Cette grève, la plus importante dans l'histoire de Lufthansa, tombe au plus mal pour la compagnie. Engagée dans un vaste plan de restructuration et bousculée par une concurrence de plus en plus dure en Europe, celle-ci avait déjà dû annuler plus de 600 vols jeudi matin en raison d'un débrayage des personnels au sol des principaux aéroports allemands, à l'appel cette fois du syndicat des services Verdi.

-Malaise entre direction et pilotes-

Sur fond de conflit sur les salaires et d'âge de départ à la retraite, Cockpit a appelé les pilotes de Lufthansa à cesser le travail de mercredi 0H00 (mardi 22H00 GMT) à vendredi 23H59 (21H59 GMT).

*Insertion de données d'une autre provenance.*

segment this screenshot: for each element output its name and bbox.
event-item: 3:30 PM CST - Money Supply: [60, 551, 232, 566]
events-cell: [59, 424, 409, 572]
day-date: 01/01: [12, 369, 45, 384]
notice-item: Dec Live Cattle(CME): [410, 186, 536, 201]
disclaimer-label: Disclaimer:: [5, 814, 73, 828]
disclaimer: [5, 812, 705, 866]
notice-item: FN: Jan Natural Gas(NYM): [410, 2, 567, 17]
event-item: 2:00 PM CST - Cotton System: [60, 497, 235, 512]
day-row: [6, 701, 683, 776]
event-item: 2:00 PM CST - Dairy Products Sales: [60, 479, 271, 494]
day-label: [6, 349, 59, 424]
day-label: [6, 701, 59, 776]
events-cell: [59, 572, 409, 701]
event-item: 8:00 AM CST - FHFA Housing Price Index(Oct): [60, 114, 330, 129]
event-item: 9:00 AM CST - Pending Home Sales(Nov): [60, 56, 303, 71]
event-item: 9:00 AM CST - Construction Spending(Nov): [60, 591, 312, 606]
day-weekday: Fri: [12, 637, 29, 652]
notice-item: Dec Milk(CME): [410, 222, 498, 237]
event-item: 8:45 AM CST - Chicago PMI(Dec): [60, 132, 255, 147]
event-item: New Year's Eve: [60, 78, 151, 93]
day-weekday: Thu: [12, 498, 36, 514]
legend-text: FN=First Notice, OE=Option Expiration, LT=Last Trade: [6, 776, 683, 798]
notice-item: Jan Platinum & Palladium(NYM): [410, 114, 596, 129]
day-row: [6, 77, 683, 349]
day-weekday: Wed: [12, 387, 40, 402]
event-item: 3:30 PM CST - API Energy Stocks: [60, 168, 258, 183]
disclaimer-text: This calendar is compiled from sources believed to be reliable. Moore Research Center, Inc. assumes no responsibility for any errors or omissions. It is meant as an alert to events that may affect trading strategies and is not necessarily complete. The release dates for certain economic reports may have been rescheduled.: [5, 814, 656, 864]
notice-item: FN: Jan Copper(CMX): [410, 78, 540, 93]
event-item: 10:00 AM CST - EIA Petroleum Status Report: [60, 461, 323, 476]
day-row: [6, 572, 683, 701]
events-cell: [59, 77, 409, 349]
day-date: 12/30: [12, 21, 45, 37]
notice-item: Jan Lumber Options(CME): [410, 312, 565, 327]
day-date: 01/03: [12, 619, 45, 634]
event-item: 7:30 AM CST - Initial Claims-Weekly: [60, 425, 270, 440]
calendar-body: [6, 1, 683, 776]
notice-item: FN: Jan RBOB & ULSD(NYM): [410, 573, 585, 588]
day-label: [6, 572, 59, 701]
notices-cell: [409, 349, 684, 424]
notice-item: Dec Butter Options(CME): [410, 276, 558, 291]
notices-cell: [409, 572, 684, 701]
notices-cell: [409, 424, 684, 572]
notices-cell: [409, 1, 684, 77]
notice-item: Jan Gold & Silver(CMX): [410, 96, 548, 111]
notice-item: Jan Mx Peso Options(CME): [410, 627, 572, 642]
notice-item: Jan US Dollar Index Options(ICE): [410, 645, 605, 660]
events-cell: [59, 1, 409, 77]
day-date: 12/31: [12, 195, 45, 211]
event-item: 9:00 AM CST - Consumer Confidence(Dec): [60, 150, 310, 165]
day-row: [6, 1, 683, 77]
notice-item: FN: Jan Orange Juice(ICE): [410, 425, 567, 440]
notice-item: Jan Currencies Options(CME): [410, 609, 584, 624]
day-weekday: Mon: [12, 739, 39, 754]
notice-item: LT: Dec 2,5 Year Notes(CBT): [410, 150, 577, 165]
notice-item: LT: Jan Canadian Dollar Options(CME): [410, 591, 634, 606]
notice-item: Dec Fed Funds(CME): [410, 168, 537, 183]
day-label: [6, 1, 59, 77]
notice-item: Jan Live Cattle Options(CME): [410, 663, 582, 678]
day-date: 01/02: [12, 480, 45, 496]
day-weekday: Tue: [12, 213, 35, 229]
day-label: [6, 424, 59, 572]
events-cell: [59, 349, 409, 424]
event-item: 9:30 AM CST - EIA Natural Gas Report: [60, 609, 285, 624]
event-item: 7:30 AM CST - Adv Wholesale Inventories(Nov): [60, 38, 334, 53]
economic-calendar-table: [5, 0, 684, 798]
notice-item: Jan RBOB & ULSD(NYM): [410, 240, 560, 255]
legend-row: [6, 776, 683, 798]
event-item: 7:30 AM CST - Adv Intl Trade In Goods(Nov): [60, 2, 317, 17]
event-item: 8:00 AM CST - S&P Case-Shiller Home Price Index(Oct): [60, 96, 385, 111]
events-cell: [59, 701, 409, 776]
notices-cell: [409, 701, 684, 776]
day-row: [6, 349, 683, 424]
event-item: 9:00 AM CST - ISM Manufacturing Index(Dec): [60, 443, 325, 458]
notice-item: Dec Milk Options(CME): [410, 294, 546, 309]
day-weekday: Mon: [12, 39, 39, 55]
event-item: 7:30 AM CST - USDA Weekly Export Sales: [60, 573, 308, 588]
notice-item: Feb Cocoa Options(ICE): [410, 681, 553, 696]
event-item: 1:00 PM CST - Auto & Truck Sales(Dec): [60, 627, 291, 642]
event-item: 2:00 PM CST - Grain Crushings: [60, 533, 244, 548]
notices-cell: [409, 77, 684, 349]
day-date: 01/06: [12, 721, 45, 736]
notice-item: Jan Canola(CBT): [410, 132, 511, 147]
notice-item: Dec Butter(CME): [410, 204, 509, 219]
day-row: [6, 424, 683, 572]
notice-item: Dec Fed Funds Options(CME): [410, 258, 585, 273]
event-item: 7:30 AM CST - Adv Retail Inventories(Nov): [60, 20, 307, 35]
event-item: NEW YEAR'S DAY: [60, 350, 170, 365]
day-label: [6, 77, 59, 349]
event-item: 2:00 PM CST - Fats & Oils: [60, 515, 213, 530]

Le syndicat réclame le maintien de la possibilité de partir en préretraite à 55 ans, que la direction veut relever à 60 ans à partir de 2017. En parallèle, il est engagé dans une négociation sur une revalorisation des salaires.

A l'aéroport de Francfort, plus de 200 pilotes ont manifesté mercredi matin, protestant également contre la politique de Lufthansa qui vise, selon à eux, à maximiser les profits au détriment du personnel, selon l'estimation d'une journaliste de l'AFP sur place.

Cockpit, qui revendique 9.300 adhérents toutes compagnies confondues, n'en est pas à son coup d'essai. Depuis deux ans, il a multiplié les appels à la mobilisation, infligeant de lourdes pertes financières à la compagnie.

Car le malaise dure de longue date entre Lufthansa et ses pilotes, longtemps habitués à être choyés, mais qui sont peu à peu devenus un frein à sa politique d'expansion et de chasse aux coûts.

Cette nouvelle grève trouvait toutefois peu de soutien en Allemagne.

Le ministre des Transports Alexander Dobrindt a quant à lui déploré que "chaque jour de grève entrave la mobilité de centaines de milliers de personnes", dans un entretien au quotidien Bild.

Même à gauche les critiques sont vives, le député social-démocrate Klaus Barthel fustigeant un "mini-syndicat (qui) défend les intérêts d'un petit nombre aux dépens de beaucoup d'autres". Certains, notamment au sein du parti CDU de la chancelière Angela Merkel, réclament une modification du droit de grève afin d'éviter que les syndicats modestes en terme d'adhérents puissent continuer de paralyser le pays.